Wednesday, November 24, 2010

The Further You Extrapolate, the Sillier You Look

I'm always bemused by graphs that try to extrapolate too far.  Case in point at right (found by Darren).  The numbers previous to today are obviously known well but the future is a little cloudier.  Nevertheless, this graph claims to see a trend going rather upward, even though the trend for the next few years is downward.

Like the "population bomb" scare stories of the recent past, this one is just silly.

Why silly? Because it assumes that "given no change in policy, the numbers will do this."

Given no change? This is America.  We can't stop changing. The one thing that will never happen is steady state.  Somebody will introduce a bill to change this or that and your whole projection becomes worthless ... as if it meant much to begin with. We adapt in this country.  When the deficits were spiraling out of control under Reagan/Bush I, the country adapted, we nearly balanced the budget and we were starting to work on the debt.  Clinton's policies were less of a driver than the tech boom but, c'est la guerre. I'm frankly surprised that the National Review published it because it shows the sharpest drop under Obama's second term.

I had to tweak Darren, since he's a staunch conservative:

"Come on. Extrapolating a possibly exponential curve out to 2082? You really shouldn't, as a math teacher, have let that go without some comment. 

But I'll play along ... let's read the graph. The percentage surges upward in 1980-1984 when Reagan was doing those enormous deficit budgets -- to drive the Russians to bankruptcy, yes, but it still increases.

Then the economy recovered and those percentages dropped under Clinton (not that he was totally responsible for that, but it does make a good way to tweak conservatives!).  Likewise, the percentages rises under GWB, hits a peak in 2010 under Obama, and then shows a tremendous downward slope under the remaining years of Obama's term (and into his next?). Then, in 2016 (when the Republican presumably gets elected), the percentage starts to climb again.
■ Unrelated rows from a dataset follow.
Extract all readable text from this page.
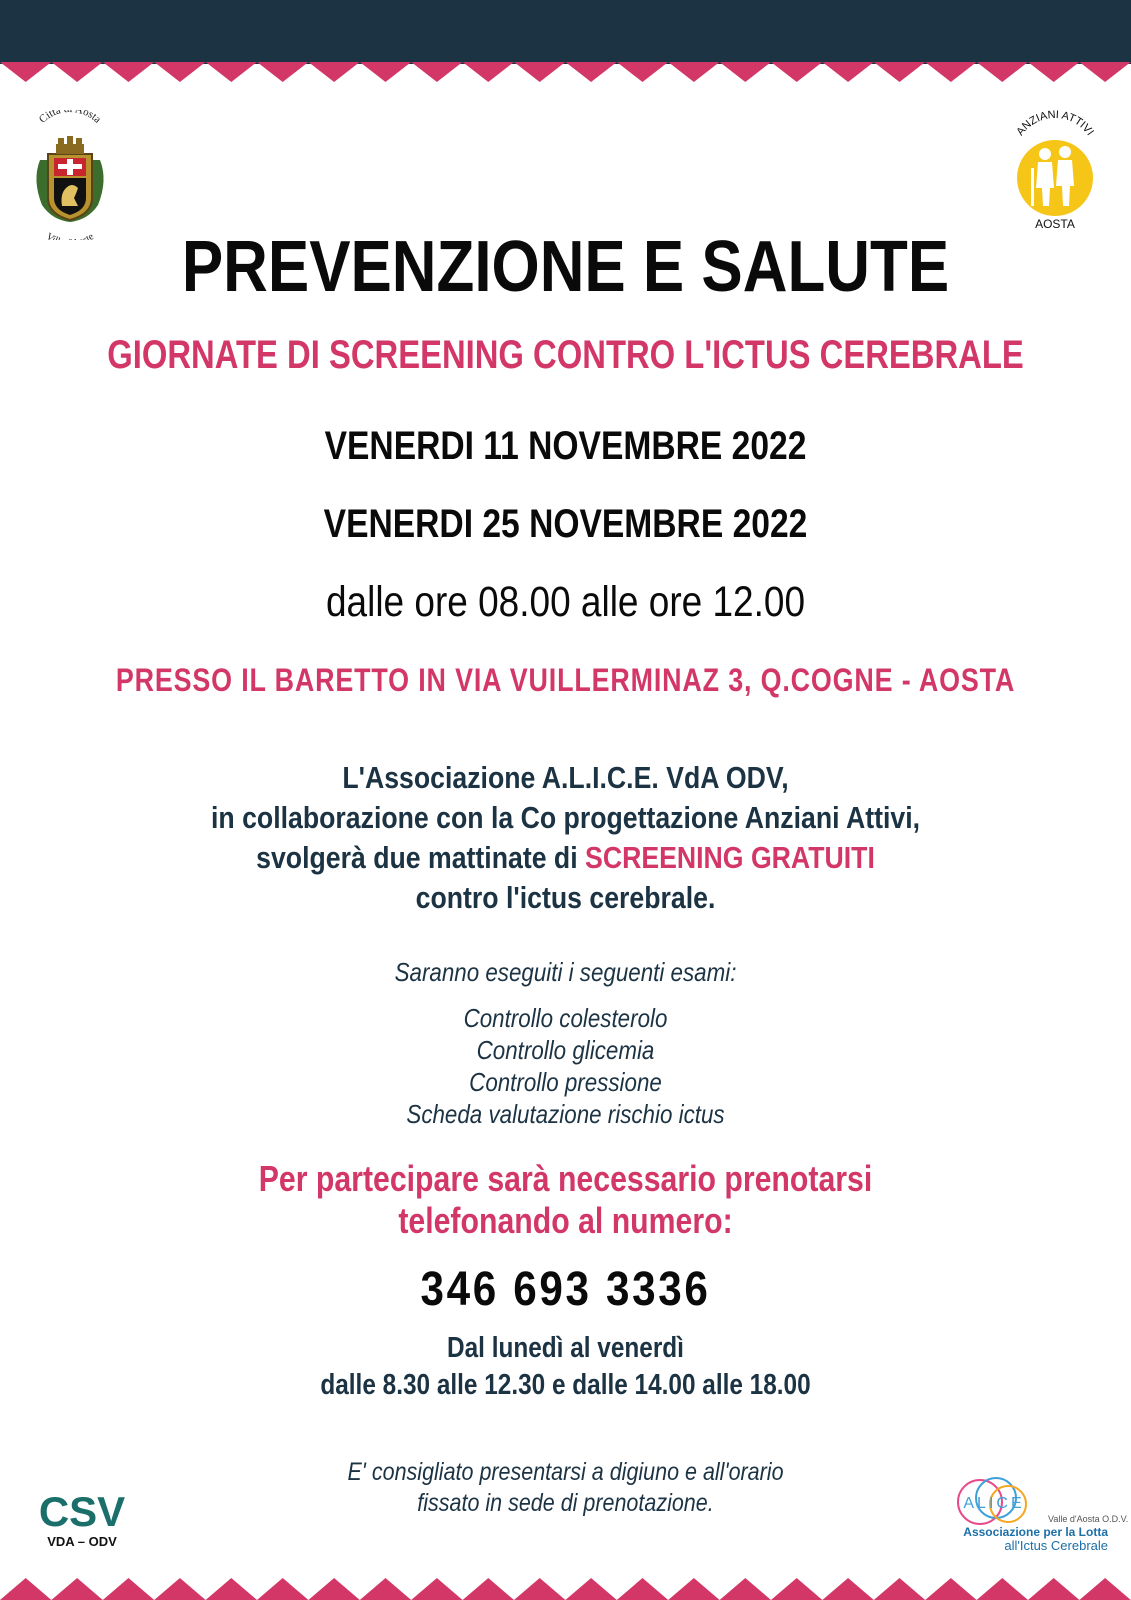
Città Aosta
Vi te
ANZIANI ATTIVI
AOSTA
PREVENZIONE E SALUTE
GIORNATE DI SCREENING CONTRO L'ICTUS CEREBRALE
VENERDI 11 NOVEMBRE 2022
VENERDI 25 NOVEMBRE 2022
dalle ore 08.00 alle ore 12.00
PRESSO IL BARETTO IN VIA VUILLERMINAZ 3, Q.COGNE - AOSTA
L'Associazione A.L.I.C.E. VdA ODV,
in collaborazione con la Co progettazione Anziani Attivi,
svolgerà due mattinate di SCREENING GRATUITI
contro l'ictus cerebrale.
Saranno eseguiti i seguenti esami:
Controllo colesterolo
Controllo glicemia
Controllo pressione
Scheda valutazione rischio ictus
Per partecipare sarà necessario prenotarsi
telefonando al numero:
346 693 3336
Dal lunedì al venerdì
dalle 8.30 alle 12.30 e dalle 14.00 alle 18.00
E' consigliato presentarsi a digiuno e all'orario
fissato in sede di prenotazione.
CSV
VDA – ODV
ALICE
Valle d'Aosta O.D.V.
Associazione per la Lotta
all'Ictus Cerebrale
I'm not sure that's exactly what you had in mind."

Darren responded later ...
"It's when the health care costs really start to kick in. Of course extrapolations that far out are silly, which is one of the reasons why I love the global warmers so much. Still, I don't see anyone arguing that our interest payments are going to go *down* any time soon."

No. But why is that graph any less ridiculous? The spending by Government is totally under the control of the Legislature and can be adjusted yearly as the political winds blow. If they wanted to, the Afgan war could cease in days, the bailouts could stop, the contracts could be ended and penalties paid.

Global warming isn't quite up to a vote by the House Ways and Means Committee. Natural processes don't stop on a whim.

I don't particularly care about the gloom and doom part of the debate anyway, so I'm probably not a good person to argue this with. I don't care about global climate as such, but I do care about MY air. If NYCity goes under water, it'd be turned into a modern Venice pretty quickly and Mankind would adapt. Florida would build dikes like Holland and Mankind would adapt. Ideal croplands would be found further north and, well, you get the idea.


  1. I notice you didn't print my response, though. Bummer.

  2. A matter of timing! I'll add it in.